Is Microsoft Good for Innovation?

Ideas come to mind where they choose. We have all probably had an important idea come to us early in the morning when in bed, while in the shower, or perhaps while staring at a sedan that won’t get out of our lane. So should it be a surprise that somewhere out in the deep blue sea, while photographing a 16 foot tiger shark and her two slightly smaller companions, it would pop into my mind that Microsoft is actually good for hi-tech innovation for everyone? Bear in mind that I do not work for Microsoft. The only stake I have in Microsoft is a couple hundred shares of its stock. So why did this thought come to mind?

I realized that everything around me on that dive, including my own behavior, had been shaped by these tiger sharks, and more importantly, everything around me was healthier as a result. The sharks had eaten anything that was not healthy long ago. Just as sharks have shaped their underwater environment, there is no doubt that Microsoft has shaped the hi-tech world. It holds a dominant place in critical software markets, and the rest of the hi-tech world has found a way to be compatible with Microsoft, compete with Microsoft, or both. Any company not healthy enough to do so – remember Netscape, for example – has fundamentally died off if not been outright “eaten.” This result has not actually stifled competition, as some people would contend. Like all the other species that have evolved to succeed in a shark shaped ocean, it has actually required people to be highly innovative to thrive and survive in a Microsoft shaped world where consumers, to all of our benefit, can share their software produced data and creations across IT platforms more often than not.

What would happen if Microsoft went away, as many people I have talked to, from programmers to politicians, seem to wish would happen?
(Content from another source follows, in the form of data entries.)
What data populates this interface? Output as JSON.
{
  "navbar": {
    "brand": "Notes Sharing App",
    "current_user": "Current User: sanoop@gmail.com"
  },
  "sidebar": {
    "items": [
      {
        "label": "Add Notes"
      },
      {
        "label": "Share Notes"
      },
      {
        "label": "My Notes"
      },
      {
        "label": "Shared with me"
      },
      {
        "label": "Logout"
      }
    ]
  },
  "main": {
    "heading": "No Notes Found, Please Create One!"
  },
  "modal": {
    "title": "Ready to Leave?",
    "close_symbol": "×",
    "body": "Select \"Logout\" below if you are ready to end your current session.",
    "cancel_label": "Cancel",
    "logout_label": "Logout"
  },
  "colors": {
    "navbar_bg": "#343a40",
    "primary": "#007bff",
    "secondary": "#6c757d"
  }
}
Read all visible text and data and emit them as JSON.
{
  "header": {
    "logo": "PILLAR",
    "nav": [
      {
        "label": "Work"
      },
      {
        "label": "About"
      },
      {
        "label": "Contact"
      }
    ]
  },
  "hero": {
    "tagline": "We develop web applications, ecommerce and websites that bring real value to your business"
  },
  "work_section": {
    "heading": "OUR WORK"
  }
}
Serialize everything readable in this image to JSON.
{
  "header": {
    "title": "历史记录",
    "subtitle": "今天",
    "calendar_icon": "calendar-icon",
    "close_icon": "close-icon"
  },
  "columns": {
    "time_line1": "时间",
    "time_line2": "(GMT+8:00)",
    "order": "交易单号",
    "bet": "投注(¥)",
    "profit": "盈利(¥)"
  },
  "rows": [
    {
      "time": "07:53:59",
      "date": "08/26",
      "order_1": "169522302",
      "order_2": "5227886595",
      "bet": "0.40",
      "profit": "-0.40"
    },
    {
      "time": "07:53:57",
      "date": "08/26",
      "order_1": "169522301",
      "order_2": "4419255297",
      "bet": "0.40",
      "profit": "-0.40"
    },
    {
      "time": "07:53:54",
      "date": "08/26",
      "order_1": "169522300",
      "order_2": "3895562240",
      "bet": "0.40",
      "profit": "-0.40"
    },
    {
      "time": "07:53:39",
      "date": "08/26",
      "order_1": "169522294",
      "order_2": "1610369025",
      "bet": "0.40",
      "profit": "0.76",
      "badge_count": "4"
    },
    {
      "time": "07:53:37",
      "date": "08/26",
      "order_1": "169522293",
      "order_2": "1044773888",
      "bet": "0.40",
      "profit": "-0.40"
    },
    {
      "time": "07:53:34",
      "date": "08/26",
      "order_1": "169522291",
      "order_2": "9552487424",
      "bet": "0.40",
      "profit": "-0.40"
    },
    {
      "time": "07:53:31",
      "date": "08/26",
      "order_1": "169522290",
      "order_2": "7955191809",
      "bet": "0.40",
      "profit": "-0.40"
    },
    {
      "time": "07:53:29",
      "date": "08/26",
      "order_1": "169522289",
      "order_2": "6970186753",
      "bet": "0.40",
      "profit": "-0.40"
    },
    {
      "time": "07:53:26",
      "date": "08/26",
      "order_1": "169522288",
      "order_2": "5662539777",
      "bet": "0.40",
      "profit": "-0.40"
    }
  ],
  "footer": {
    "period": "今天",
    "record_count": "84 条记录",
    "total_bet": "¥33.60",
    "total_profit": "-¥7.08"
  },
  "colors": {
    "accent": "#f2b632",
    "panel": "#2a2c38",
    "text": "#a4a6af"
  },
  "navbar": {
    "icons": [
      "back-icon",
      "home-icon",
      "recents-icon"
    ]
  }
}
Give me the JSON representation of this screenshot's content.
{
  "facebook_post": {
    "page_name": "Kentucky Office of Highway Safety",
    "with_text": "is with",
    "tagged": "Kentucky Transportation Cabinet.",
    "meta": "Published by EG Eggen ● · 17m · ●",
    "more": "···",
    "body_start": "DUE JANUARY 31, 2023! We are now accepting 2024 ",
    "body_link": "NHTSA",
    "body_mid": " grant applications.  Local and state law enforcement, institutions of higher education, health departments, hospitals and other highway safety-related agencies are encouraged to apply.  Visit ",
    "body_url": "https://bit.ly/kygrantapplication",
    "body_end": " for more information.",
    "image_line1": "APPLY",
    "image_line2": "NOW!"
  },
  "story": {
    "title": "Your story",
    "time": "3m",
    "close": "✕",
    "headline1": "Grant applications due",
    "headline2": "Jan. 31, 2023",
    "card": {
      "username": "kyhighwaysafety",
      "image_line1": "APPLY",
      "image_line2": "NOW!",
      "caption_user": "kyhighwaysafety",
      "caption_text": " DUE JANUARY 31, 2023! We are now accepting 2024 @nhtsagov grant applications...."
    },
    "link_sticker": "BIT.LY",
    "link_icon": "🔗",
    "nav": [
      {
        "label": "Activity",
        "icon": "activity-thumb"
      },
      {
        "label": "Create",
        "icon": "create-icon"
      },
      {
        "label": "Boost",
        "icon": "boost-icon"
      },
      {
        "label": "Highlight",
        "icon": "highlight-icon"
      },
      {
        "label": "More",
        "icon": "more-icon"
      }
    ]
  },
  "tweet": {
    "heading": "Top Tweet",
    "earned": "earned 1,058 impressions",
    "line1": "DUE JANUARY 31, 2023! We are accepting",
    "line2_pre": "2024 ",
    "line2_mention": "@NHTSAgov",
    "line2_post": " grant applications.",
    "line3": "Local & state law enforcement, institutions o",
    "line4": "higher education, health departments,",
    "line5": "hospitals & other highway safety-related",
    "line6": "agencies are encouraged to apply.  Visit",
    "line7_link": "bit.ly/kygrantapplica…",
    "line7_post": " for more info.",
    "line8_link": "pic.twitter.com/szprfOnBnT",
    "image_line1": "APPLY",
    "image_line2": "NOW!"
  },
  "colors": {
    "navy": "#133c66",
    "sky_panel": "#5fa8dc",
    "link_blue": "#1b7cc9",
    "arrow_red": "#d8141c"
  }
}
Our tiger sharks offer an answer to that too. Whenever fishermen wipe out shark populations, an unfortunately all too frequent occurrence this decade in a rush to fill Asian soup bowls, fish populations have plummeted and other fisheries have collapsed. Without the top predators shaping the seas, chaos ensues, and the fish further down on the food chain eat their way into starvation and out of existence. The oceans become barren. Such would be the case with hi-tech innovation if Microsoft suddenly went away. Without this powerful influence of Microsoft to shape the IT markets, the legions of programmers set free to do as they wish would innovate themselves into a chaos of non-compatibility. True business-improving innovation would plummet, and an innovation desert would develop. This would be so even with Linux as an open alternative, because the whole foundation of how Linux exists as an open software platform is shaped by the presence of Microsoft. Without Microsoft, that foundation would fall apart.

So while you may individually rue the day that your enterprise finds itself at the business end of a competitive Microsoft effort, Microsoft’s presence is a natural and important part of the health of the IT space as a whole. Should Microsoft falter or be legislated out of its role some day, innovation in the IT space will experience chaos and decline until some other giant evolves to fill Microsoft’s necessary role. If you are not Microsoft, then your innovation, and the way you protect and market that innovation, will need to be healthy and creative enough to survive and thrive in the presence of Microsoft. The odds are that the innovation and the business model you create, provided you survive, will be stronger and healthier than it would be if no Microsoft was around to put you to the test.